Eine solide Gesprächsvorbereitung ist gerade in wirtschaftlich schwierigen Zeiten sehr wichtig. Denn in ihnen wird härter verhandelt als in guten Zeiten – auch weil die Einkäufer in wirtschaftlich schlechten Zeiten am längeren Hebel sitzen. Und diese Chance nutzen sie, um auszuloten: Wie viel Spielraum hat mein Gegenüber? Und: Welche Zugeständnisse sind für uns noch drin? Dies zu tun, gehört zum Job der Einkäufer. Ihre Kernaufgabe lautet zwar nicht, möglichst billig, aber möglichst preis-wert einzukaufen. Das heißt: die für ihr Unternehmen beste Kosten-Nutzen-Relation zu erzielen.
Deshalb wird, wenn sich Verkäufer und Einkäufer gegenüber sitzen, auch keineswegs nur über Preise und Liefermengen gesprochen. Auf der Tagesordnung stehen auch Themen wie:
- Welche Qualität sollen die gelieferten Produkte/Problemlösungen haben?
- Welche „Leistungen“ sind im Lieferpaket enthalten?
- Wie und wann wird angeliefert?
- Wie sehen die Zahlungsmodalitäten aus?
- und, und, und ….
Und hier liegt der zentrale Schlüssel, um auch in schwierigen Verhandlungen gute Preise zu erzielen. Je genauer ein Verkäufer im Vorfeld einer Verhandlung die möglichen Verhandlungspunkte analysiert, umso größer ist die Verhandlungsmasse und somit sein Verhandlungsspielraum.
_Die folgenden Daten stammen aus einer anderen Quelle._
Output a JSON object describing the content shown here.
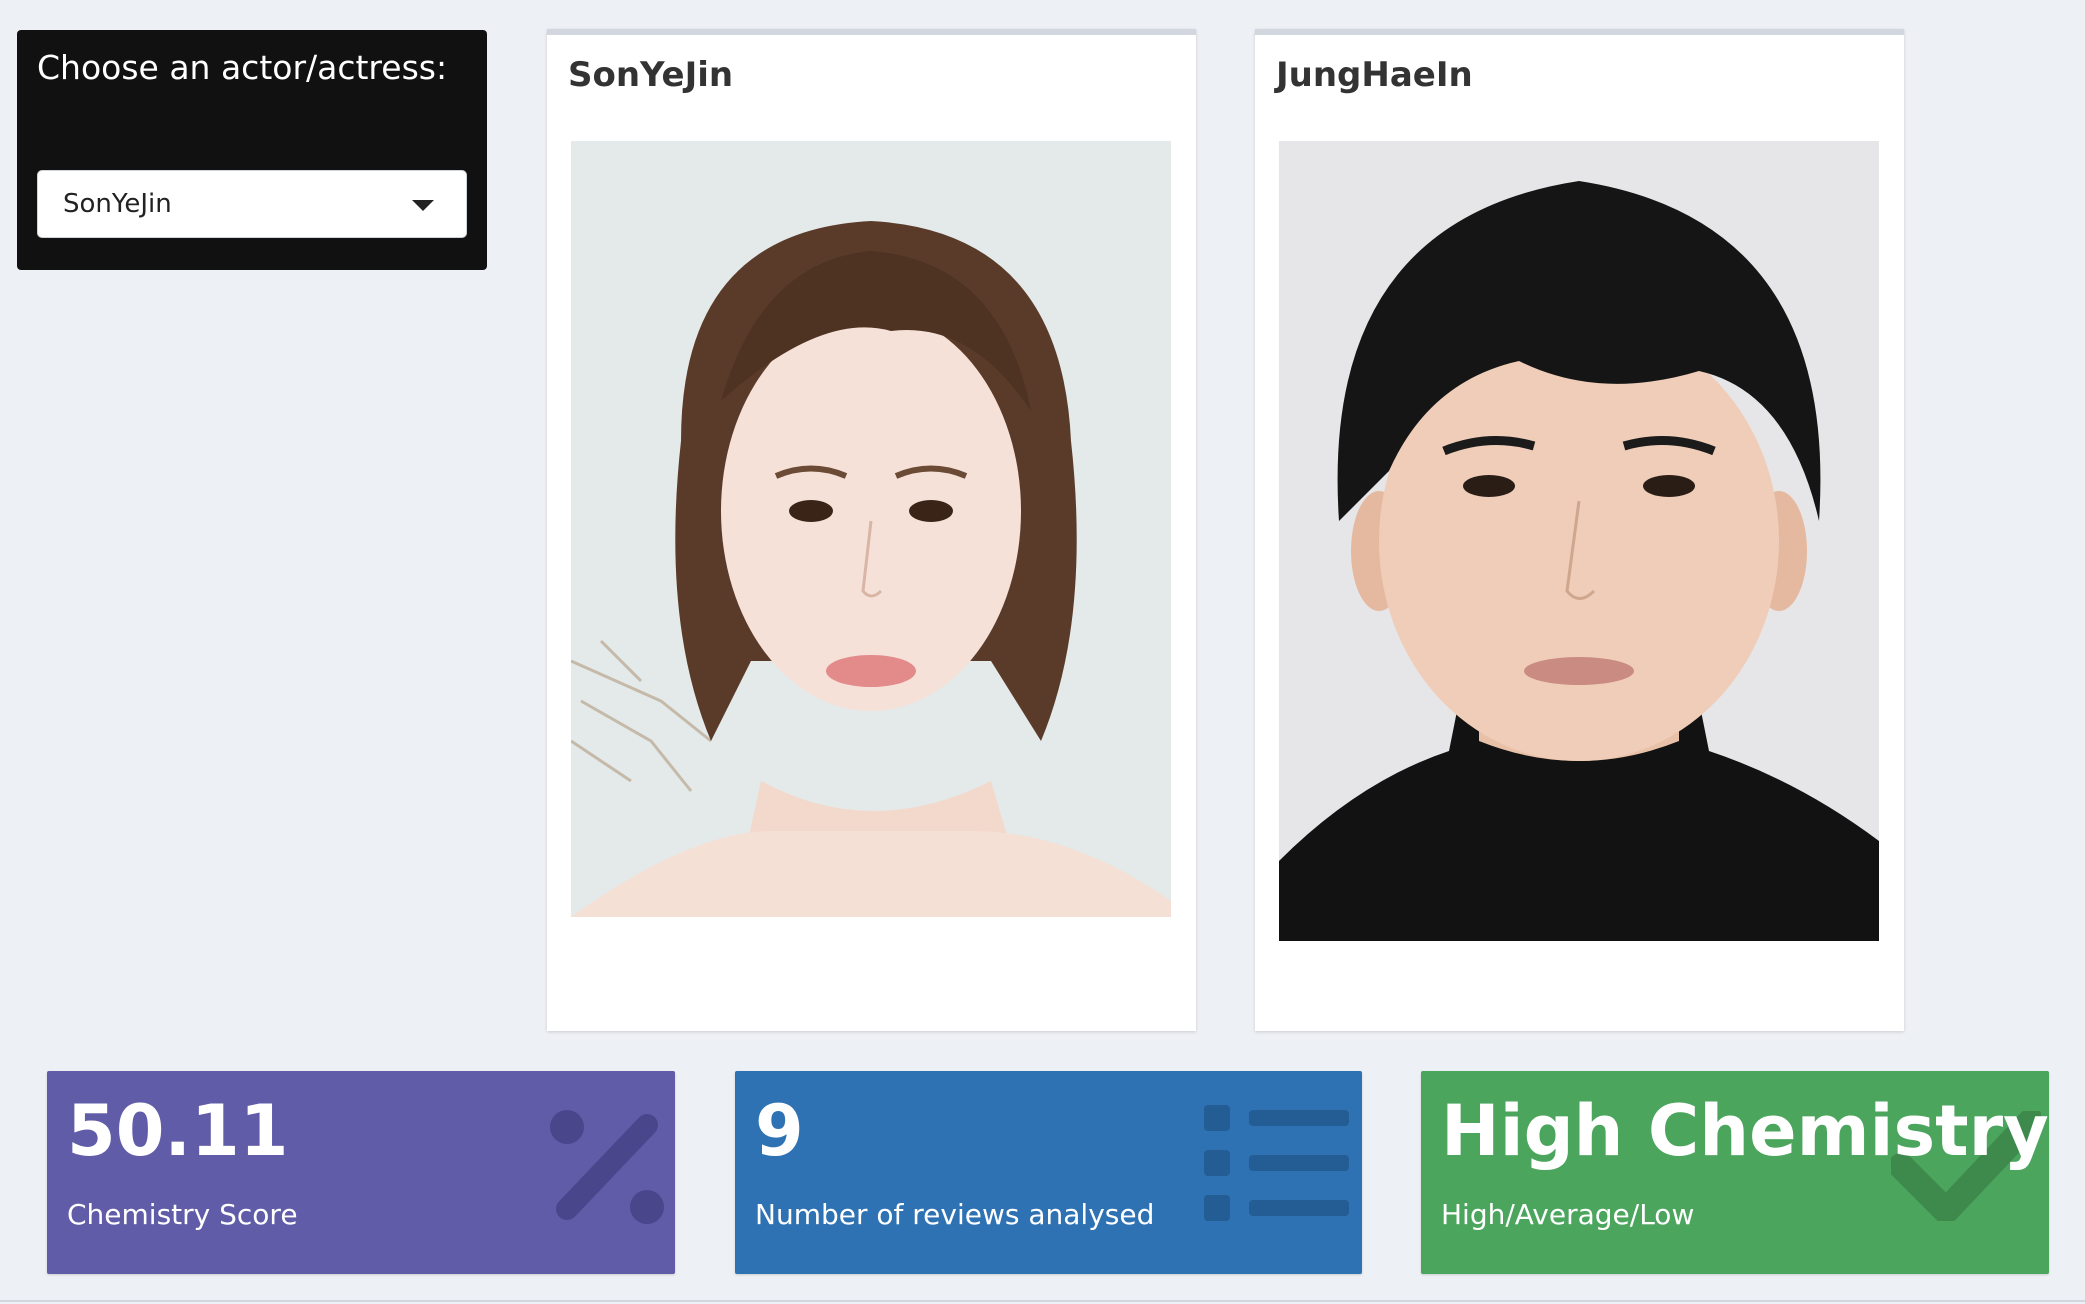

Genau analysieren sollten Verkäufer im Vorfeld einer Verhandlung auch: Wie ist die Situation im Marktsegment des Kunden? Dies ist wichtig, denn Einkäufer neigen aus verhandlungstaktischen Gründen dazu, selbst wenn die Situation nur grau ist, diese pechschwarz zu malen.
Faktisch werden aber von Krisen wie der aktuellen nicht alle Branchen mit gleicher Schärfe erfasst – und auch in den verschiedenen Marktsegmenten einer Branche gibt es Unterschiede. Während in einigen das Gros der Unternehmen bereits kurz vor dem Aus steht, schreiben in anderen die meisten Betriebe noch schwarze Zahlen. Entsprechend wichtig ist es im Vorfeld von Verhandlungen, nochmals genau zu analysieren: In welchem Marktsegment ist mein Kunde überhaupt aktiv?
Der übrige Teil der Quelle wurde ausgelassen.